How should I approach this ivp problem with two differentiation about x?

Question

The question given is as followed:

$$x dy - y dx - (1-x²)dx = 0, \\ y(1)=1$$

How should I approach this question?
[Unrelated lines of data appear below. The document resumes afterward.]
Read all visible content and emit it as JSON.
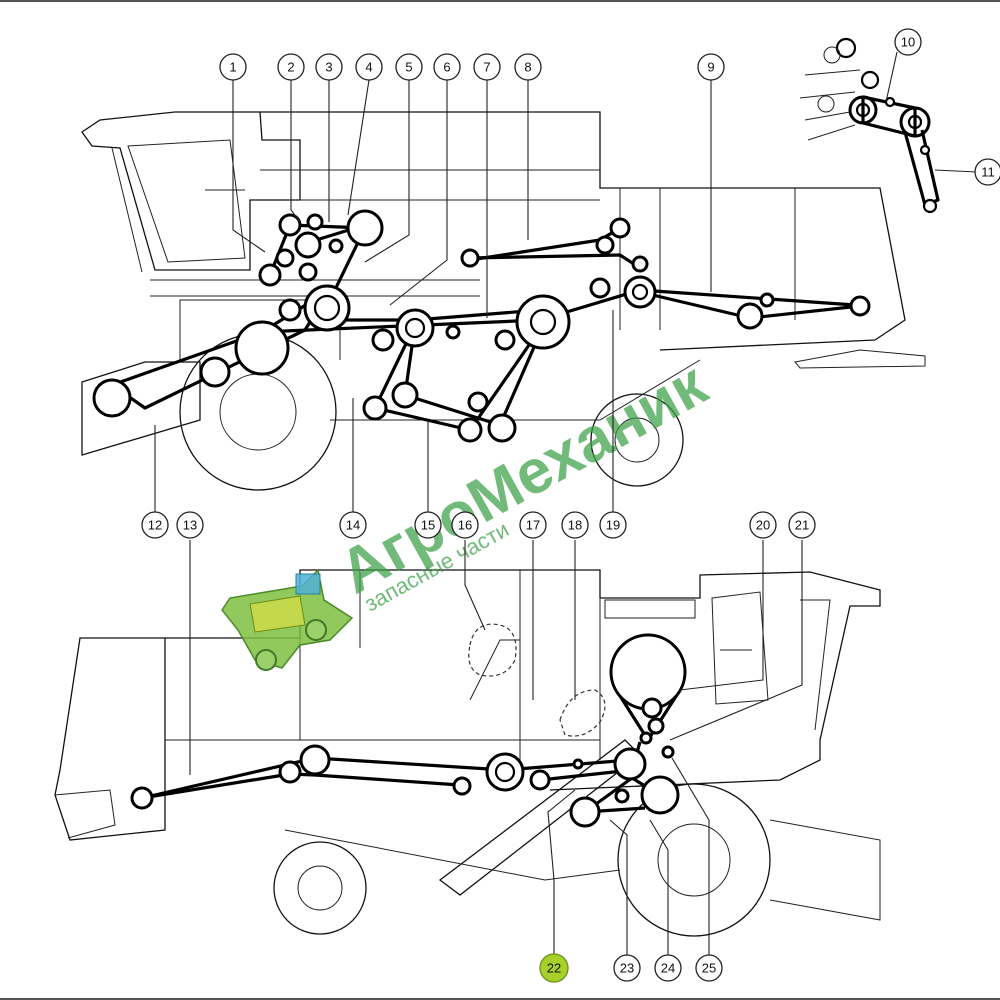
{
  "callouts": [
    {
      "id": "1",
      "label": "1"
    },
    {
      "id": "2",
      "label": "2"
    },
    {
      "id": "3",
      "label": "3"
    },
    {
      "id": "4",
      "label": "4"
    },
    {
      "id": "5",
      "label": "5"
    },
    {
      "id": "6",
      "label": "6"
    },
    {
      "id": "7",
      "label": "7"
    },
    {
      "id": "8",
      "label": "8"
    },
    {
      "id": "9",
      "label": "9"
    },
    {
      "id": "10",
      "label": "10"
    },
    {
      "id": "11",
      "label": "11"
    },
    {
      "id": "12",
      "label": "12"
    },
    {
      "id": "13",
      "label": "13"
    },
    {
      "id": "14",
      "label": "14"
    },
    {
      "id": "15",
      "label": "15"
    },
    {
      "id": "16",
      "label": "16"
    },
    {
      "id": "17",
      "label": "17"
    },
    {
      "id": "18",
      "label": "18"
    },
    {
      "id": "19",
      "label": "19"
    },
    {
      "id": "20",
      "label": "20"
    },
    {
      "id": "21",
      "label": "21"
    },
    {
      "id": "22",
      "label": "22",
      "highlight": true
    },
    {
      "id": "23",
      "label": "23"
    },
    {
      "id": "24",
      "label": "24"
    },
    {
      "id": "25",
      "label": "25"
    }
  ],
  "watermark": {
    "brand": "АгроМеханик",
    "subtitle": "запасные части",
    "color": "#3aa045"
  },
  "colors": {
    "highlight": "#a8d02a",
    "ink": "#111111",
    "background": "#ffffff"
  }
}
I tried to start this problem by finding an integrating factor but what should I do when 2 dx appears on the equation?

Answer 1

$$xdy = (1+y-x^2)dx \implies \frac{dy}{dx} = -x+\frac1x + \frac yx \implies \frac{dy}{dx} \color{blue}{- \frac{1}{x}}y = \color{green}{\frac1x-x}$$

$$\color{blue}{IF} = e^{\int\color{blue}{\frac{-1}{x}}dx} = e^{-\ln x} = \color{blue}{\frac 1x}$$

Now,

$$\color{blue}{IF} \cdot y = \int \color{green}{\left(\frac1x-x\right)}\color{blue}{IF} dx+c \implies \frac yx = \int\left(\frac 1{x^2} -1\right)dx +c$$

Could you proceed further?

Answer 2

$$x dy - y dx - (1-x²)dx = 0, y(1)=1$$ $$x dy - y dx - (1-x²)dx = 0$$ Divide by $x^2$ $$ \left (\dfrac {x dy - y dx }{x^2} \right)- \dfrac {(1-x²)}{x^2}dx = 0$$ $$d \left (\dfrac yx \right)+dx - \dfrac {1}{x^2}dx = 0$$ Integrate.